Slaughterhouse Live's Yard Of Battenberg

Note: This review is from 2005

Review by Steve Bennett

In a Fringe dominated by slick sketch groups and careerist stand-ups, this lively Manchester-based quartet contribute some old-fashioned end-of-the-pier shenanigans, but given a suitable post-ironic Vic Reeves-style twist.

They’re a bit hit and miss – well, they’re a sketch group, it’s in the rules – but they get by on a combination of cheesiness, self-deprecation and energetic performance.

Through the velvet curtains of this modern-day Wheeltappers and Shunters club comes a parade of eclectic and bizarre variety turns, offering a bubbling cauldron of bad taste, bad  drag and bad puns.  Where many comedy performers draw their creations in intricate detail, this lot do it with a blunt felt-tip, unconcerned with whether they go over the edges or not.

 It’s all a matter of bloody-minded confidence which characters work best, if the audience is sold the ridiculous ideas strongly enough, they tend to be accepted in the cheap and cheerful spirit in which they are intended.

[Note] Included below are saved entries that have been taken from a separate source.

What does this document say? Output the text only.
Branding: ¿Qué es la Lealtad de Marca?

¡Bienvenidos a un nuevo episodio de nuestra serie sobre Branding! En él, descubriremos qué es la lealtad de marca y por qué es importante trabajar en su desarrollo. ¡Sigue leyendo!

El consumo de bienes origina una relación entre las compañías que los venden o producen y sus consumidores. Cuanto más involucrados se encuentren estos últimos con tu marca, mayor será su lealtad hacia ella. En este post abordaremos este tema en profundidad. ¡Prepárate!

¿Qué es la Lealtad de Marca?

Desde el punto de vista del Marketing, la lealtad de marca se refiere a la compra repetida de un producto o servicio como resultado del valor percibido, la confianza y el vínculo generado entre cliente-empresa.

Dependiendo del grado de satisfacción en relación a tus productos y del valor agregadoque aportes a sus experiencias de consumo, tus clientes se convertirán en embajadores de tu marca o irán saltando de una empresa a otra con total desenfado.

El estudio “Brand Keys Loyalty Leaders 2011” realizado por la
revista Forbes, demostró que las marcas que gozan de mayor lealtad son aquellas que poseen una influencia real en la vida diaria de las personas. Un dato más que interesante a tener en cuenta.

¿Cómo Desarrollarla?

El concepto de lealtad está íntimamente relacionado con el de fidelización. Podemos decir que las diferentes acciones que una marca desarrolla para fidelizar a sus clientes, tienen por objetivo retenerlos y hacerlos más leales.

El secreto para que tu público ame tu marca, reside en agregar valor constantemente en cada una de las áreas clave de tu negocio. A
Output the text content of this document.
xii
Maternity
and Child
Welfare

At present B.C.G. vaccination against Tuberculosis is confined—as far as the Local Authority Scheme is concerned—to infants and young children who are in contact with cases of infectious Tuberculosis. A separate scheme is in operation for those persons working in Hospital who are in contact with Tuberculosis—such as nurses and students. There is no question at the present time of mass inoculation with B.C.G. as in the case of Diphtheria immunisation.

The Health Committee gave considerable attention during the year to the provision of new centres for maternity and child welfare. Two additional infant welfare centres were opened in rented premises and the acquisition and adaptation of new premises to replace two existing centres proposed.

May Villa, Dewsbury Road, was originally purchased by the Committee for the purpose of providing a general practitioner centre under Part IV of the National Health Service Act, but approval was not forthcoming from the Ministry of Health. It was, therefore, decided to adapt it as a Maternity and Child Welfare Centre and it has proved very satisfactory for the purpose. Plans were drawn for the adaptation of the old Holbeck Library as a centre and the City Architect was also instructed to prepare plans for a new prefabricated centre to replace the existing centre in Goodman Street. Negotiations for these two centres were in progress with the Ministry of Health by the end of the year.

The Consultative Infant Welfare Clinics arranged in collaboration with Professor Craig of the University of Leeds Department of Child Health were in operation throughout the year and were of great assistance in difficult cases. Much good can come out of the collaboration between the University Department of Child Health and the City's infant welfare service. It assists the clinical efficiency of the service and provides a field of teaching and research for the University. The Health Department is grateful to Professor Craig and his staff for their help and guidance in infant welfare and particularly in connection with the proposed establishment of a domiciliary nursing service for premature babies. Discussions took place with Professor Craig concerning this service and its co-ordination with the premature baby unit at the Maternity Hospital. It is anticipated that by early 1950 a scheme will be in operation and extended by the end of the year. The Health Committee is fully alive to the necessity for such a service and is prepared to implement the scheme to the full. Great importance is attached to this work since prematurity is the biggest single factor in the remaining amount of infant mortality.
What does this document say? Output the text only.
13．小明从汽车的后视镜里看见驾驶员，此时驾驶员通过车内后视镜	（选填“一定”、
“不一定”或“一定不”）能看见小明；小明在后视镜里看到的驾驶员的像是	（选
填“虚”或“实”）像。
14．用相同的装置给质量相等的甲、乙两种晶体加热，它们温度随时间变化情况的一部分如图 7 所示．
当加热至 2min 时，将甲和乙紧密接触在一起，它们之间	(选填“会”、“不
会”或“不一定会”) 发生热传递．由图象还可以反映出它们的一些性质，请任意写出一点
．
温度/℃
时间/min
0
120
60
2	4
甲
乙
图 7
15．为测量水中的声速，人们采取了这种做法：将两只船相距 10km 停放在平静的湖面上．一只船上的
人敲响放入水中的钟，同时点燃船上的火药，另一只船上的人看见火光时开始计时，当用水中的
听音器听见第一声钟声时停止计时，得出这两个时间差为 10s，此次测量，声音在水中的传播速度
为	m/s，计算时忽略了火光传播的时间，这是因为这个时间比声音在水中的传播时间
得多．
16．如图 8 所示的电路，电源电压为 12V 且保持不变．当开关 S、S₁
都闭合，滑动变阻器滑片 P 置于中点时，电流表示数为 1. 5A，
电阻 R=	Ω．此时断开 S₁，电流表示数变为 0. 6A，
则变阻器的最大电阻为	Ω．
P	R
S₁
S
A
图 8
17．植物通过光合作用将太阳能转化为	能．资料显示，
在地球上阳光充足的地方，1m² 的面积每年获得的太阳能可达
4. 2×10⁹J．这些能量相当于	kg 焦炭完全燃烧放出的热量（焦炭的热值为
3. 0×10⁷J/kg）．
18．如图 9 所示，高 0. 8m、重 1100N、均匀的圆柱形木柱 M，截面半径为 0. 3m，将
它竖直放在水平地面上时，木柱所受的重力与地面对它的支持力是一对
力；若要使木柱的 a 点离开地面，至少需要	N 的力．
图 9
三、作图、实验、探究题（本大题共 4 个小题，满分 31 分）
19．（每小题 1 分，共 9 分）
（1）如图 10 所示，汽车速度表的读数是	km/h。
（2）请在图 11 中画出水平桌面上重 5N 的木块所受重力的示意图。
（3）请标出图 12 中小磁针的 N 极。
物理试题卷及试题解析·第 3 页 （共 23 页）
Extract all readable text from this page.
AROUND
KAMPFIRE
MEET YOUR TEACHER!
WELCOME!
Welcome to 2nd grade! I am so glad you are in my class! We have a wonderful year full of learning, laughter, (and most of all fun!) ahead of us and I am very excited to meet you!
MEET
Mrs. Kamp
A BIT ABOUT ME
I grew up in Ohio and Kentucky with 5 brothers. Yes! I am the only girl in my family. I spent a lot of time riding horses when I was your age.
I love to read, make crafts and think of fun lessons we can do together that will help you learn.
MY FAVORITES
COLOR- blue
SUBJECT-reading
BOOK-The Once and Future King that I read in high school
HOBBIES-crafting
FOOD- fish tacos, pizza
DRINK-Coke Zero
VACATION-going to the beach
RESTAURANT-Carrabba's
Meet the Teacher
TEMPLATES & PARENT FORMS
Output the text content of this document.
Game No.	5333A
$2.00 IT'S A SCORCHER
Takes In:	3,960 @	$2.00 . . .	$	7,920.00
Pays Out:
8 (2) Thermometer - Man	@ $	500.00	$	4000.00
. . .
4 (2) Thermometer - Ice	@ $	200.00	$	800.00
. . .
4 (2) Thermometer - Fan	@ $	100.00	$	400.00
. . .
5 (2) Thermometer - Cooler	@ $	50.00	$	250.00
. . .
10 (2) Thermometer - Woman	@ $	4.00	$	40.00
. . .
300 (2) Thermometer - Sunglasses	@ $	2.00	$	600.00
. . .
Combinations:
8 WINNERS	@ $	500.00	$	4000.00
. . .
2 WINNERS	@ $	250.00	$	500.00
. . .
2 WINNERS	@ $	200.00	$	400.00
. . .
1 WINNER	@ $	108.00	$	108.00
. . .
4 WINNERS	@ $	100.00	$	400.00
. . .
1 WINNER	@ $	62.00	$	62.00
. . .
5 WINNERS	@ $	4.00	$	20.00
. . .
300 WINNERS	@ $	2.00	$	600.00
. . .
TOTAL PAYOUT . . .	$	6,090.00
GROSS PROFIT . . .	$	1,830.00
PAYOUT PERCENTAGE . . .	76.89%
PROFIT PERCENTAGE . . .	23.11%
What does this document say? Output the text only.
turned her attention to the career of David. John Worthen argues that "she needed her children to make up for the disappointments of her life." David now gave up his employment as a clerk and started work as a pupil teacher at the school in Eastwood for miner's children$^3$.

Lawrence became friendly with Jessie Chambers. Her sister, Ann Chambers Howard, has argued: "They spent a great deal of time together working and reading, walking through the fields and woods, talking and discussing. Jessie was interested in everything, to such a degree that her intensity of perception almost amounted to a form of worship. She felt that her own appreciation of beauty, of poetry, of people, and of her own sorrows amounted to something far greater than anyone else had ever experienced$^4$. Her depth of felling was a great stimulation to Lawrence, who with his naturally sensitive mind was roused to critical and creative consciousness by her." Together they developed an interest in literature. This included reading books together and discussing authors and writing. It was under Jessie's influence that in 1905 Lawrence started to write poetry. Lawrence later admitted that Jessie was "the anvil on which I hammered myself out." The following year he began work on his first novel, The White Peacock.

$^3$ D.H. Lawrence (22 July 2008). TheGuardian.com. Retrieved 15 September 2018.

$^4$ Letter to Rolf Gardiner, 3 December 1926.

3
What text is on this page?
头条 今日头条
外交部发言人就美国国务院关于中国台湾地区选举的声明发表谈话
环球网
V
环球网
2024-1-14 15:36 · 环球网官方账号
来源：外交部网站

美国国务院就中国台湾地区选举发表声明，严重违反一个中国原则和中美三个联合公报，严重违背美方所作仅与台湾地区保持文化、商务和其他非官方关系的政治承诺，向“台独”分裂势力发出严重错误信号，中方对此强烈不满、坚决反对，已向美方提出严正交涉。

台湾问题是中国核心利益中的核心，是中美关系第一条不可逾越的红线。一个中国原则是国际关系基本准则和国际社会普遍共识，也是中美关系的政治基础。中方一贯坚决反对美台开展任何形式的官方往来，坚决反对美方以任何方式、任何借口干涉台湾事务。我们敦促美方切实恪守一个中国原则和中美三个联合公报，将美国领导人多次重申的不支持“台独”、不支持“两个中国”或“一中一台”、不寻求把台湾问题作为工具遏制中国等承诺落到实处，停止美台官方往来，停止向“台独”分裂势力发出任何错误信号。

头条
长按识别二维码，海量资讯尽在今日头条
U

Best of the lot are Knockers and Cox, a fast-talking double act full of corny old jokes (plus one, unacceptably, stolen from Lee Mack) who suddenly come over all religious, in true Cannon and Ball style.

Then there’s Pope John Small, a bit of silly puppetry to animate the world’s smallest pontiff, blind juggler Alan Sonar and spoof musicians Four Fat Folkers. Although some  of these characters are a couple of years old now, and will be very familiar to those who’ve seen  the group before.

Among the newer offerings, a documentary about a man inflicted with a condition in which he thinks his arms are longer than they are is as funny as it is inventive, while Spacker Bilk is in jawdropping bad taste, which it’s probably not funny enough to  overcome,  but he certainly scores high on the shock value.

Less successful are the Scottish folk group, perhaps a perfunctory nod to the locals, and a motivational lecture by Dale Media, although even this throws up a couple of hilarious, if cheaply produced, PowerPoint frames. Tellingly, these sketches also the most restrained in the performing.

A previous unhealthy obsession with disgusting offal seems, thankfully, to have been dismissed, leaving Slaughterhouse Live with a winning sense of mucking-about fun that pervading all they do.

It’s this that leaves the strongest impression, giving the hope that they will be able to turn the best of their high jinks into something more consistent over the full hour in Fringes yet to come.